Gdzie w tym kraju cebuli prywatne ubezpieczenia:D
Przecież wiedza przeciętnego szaraka nt. inwestowania, rynku kapitałowego jest praktycznie zerowa.
Stowarzyszenie Inwestorów Indywidualnych liczy sobie w Polsce 10 tys osób, licząc nawet, że jest takich osób 50 tysięcy, w kraju liczącym około 38 milionów - raczej blado :D
Medico della Peste -> jeżeli uznajemy, że Państwo nie daje nam żadnych gwarancji i nie zapewnie opieki nad obywatelami, to do niczego nam nie jest potrzebne. Bo jeśli nie będzie ZUS - emerytur, rent i zasiłków, to nie będzie nic - wojska, policji, opieki zdrowotnej... Nie ma nic pewnego na tym świecie, ale prywatne ubezpieczenie to dobra sprawa, jednak tylko jako dodatkowe koło ratunkowe.

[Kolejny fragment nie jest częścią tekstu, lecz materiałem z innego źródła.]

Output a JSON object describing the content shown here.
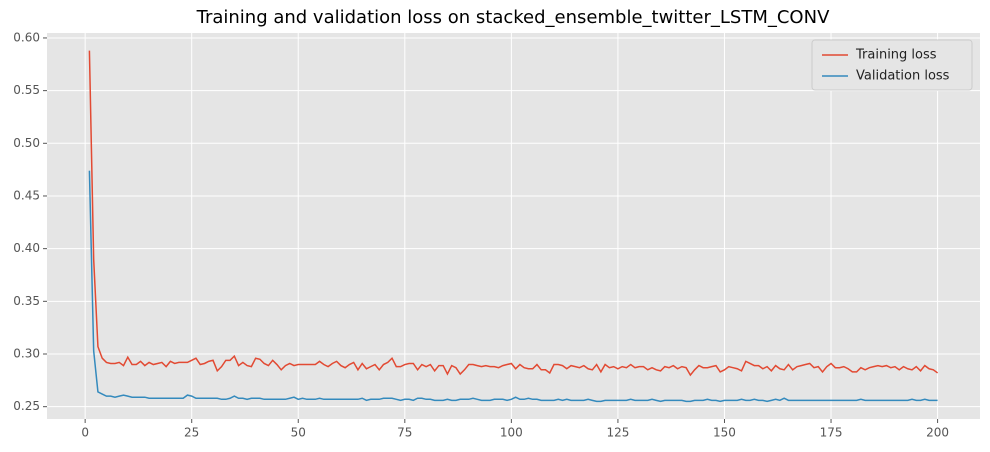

Dokładnie tak uważam - państwo polskie nie jest do niczego potrzebne. Nawet ta opieka medyczna - płacę co miesiąc a jak muszę iść do lekarza czy dentysty to i tak zawsze muszę zapłacić, bo nie mam czasu czekać. Państwo to biurokratyczny wrzód, jedyną rzeczą, którą powinno zapewniać jest bezpieczeństwo zewnętrzne i wewnętrzne, cała reszta jak szkolnictwo, opieka zdrowotna spokojnie mogłaby być prywatna. Oczywiście byłoby to kosztem różnego rodzaju nieudaczników ale trudno.